After my darling was put down, I sat at the vets with a cup of coffee to gather myself for the lonely drive home. Suddenly I heard screaming at the entrance. The staff person at the desk had gone back to ICU, so I ran to the door to find a couple holding their limp dog and screaming for help. I quickly let them in; as quickly a vet ran forward and took the dog back to treatment to see if they could resuscitate it. I got the couple sitting down, brought kleenex and a wastebasket, and sat rubbing backs, listening, and prompting them to breathe as they screamed and sobbed. I knew what news they were going to get from the vet... their little old dog had, in fact, had a heart attack or stroke and was dead, died in their arms on the way. There was nothing they could have done, but oh how well I know the need to go through the "if-onlies." If I had gotten there sooner, etc. I hope it helped them that I was there.
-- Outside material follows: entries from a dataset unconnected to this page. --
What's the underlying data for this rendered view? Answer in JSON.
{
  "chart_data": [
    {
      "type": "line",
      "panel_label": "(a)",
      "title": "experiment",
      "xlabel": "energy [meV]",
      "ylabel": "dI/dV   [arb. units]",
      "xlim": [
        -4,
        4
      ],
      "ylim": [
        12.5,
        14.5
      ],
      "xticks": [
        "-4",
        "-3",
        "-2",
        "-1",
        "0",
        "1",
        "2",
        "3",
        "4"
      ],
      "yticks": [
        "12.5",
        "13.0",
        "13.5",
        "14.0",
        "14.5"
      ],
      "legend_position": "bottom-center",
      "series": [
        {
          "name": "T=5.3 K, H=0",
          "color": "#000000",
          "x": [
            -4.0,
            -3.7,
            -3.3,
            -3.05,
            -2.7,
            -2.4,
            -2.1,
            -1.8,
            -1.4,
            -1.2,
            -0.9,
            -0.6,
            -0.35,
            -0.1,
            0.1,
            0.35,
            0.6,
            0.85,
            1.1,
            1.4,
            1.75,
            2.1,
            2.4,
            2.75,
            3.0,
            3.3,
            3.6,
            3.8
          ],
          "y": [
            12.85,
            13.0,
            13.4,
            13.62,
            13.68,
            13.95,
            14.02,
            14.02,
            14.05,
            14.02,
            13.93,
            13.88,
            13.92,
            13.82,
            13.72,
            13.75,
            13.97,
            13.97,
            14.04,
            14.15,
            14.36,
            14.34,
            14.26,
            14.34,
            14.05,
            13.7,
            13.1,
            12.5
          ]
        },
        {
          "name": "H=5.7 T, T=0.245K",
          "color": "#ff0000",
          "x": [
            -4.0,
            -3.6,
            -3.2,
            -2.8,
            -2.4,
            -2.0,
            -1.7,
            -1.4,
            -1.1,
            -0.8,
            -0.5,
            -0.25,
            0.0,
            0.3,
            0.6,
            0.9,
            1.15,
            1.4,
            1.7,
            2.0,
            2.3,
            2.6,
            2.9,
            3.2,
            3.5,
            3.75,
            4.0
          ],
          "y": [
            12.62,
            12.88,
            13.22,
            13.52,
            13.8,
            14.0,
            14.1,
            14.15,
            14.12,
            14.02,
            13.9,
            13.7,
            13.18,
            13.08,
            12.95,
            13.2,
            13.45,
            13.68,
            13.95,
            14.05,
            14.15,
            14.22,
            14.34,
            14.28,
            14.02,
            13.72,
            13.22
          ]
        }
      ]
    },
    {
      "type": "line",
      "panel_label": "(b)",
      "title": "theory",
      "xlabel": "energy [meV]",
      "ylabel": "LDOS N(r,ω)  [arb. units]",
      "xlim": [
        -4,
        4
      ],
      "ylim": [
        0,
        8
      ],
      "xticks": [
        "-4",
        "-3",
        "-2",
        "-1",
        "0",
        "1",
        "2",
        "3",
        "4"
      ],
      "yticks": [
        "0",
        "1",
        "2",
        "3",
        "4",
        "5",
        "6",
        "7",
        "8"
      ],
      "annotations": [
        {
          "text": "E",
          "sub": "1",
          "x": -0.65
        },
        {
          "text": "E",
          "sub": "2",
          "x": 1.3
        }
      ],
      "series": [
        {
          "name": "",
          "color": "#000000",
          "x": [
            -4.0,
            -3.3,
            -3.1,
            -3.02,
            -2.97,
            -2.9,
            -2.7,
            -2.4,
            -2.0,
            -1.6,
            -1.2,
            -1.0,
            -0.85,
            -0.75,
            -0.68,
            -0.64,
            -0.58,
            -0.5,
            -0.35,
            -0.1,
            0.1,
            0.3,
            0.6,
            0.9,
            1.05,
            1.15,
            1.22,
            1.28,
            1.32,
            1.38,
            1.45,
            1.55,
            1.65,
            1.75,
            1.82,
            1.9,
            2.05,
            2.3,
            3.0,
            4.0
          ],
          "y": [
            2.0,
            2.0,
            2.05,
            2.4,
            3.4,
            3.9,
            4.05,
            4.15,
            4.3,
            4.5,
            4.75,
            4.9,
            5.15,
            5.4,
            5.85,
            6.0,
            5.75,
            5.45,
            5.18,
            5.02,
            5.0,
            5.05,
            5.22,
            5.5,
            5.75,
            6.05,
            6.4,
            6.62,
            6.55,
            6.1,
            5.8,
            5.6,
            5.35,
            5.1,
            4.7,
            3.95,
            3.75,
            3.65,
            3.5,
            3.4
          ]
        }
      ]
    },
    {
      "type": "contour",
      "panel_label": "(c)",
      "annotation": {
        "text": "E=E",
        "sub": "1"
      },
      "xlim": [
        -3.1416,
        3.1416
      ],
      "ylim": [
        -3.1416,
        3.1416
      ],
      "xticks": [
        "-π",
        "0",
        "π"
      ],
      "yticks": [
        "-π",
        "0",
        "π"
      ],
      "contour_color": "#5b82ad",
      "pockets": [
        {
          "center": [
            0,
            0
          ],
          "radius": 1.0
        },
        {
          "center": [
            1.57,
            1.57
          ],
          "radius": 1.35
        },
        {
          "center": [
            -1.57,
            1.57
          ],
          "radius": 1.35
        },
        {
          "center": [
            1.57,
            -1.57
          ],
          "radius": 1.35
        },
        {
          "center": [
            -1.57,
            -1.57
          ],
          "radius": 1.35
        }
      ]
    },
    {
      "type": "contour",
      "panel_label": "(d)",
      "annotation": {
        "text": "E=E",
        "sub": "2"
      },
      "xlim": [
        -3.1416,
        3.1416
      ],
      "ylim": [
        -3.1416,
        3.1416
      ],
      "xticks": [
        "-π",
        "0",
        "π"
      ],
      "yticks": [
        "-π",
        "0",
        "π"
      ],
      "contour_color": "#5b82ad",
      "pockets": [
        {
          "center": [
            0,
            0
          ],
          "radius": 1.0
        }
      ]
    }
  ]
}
Then I took my guy's leash and collars and went on home, to my little old dogs, whom I will be spoiling nonstop for the rest of their days. However many or few those are. Thank heavens for them; returning to a house with no dog at all would have been awful.

Graduation is in about twelve weeks, maybe less. Who knows what I'll do then? I was not selected for the residency I'd applied for, so job-hunting is going to be a major focus. I hope I can get hospice work, even part time, and cobble together enough to get on with. It's scary and sad as well, not having my big goofball to love and come home to. But all this will pass. I keep telling myself.


Blogger Hedwyg said...

{{{{{ You }}}}} Our furry companions are so much a part of us, aren't they? I lost a hedgehog last month, and even though she'd only been with us a few weeks, it was still very, very hard. My prayers and sympathies with you as you grieve.

7:33 AM  
Blogger Hot Cup Lutheran said...

oh. tough stuff. be gentle to yourself. For what it's worth - Martin Luther believed that they'd go to heaven. Dogs yes. (cats??? um I'm gonna have to say only some of them.) Mocha Java Puppy sighs for you on your loss.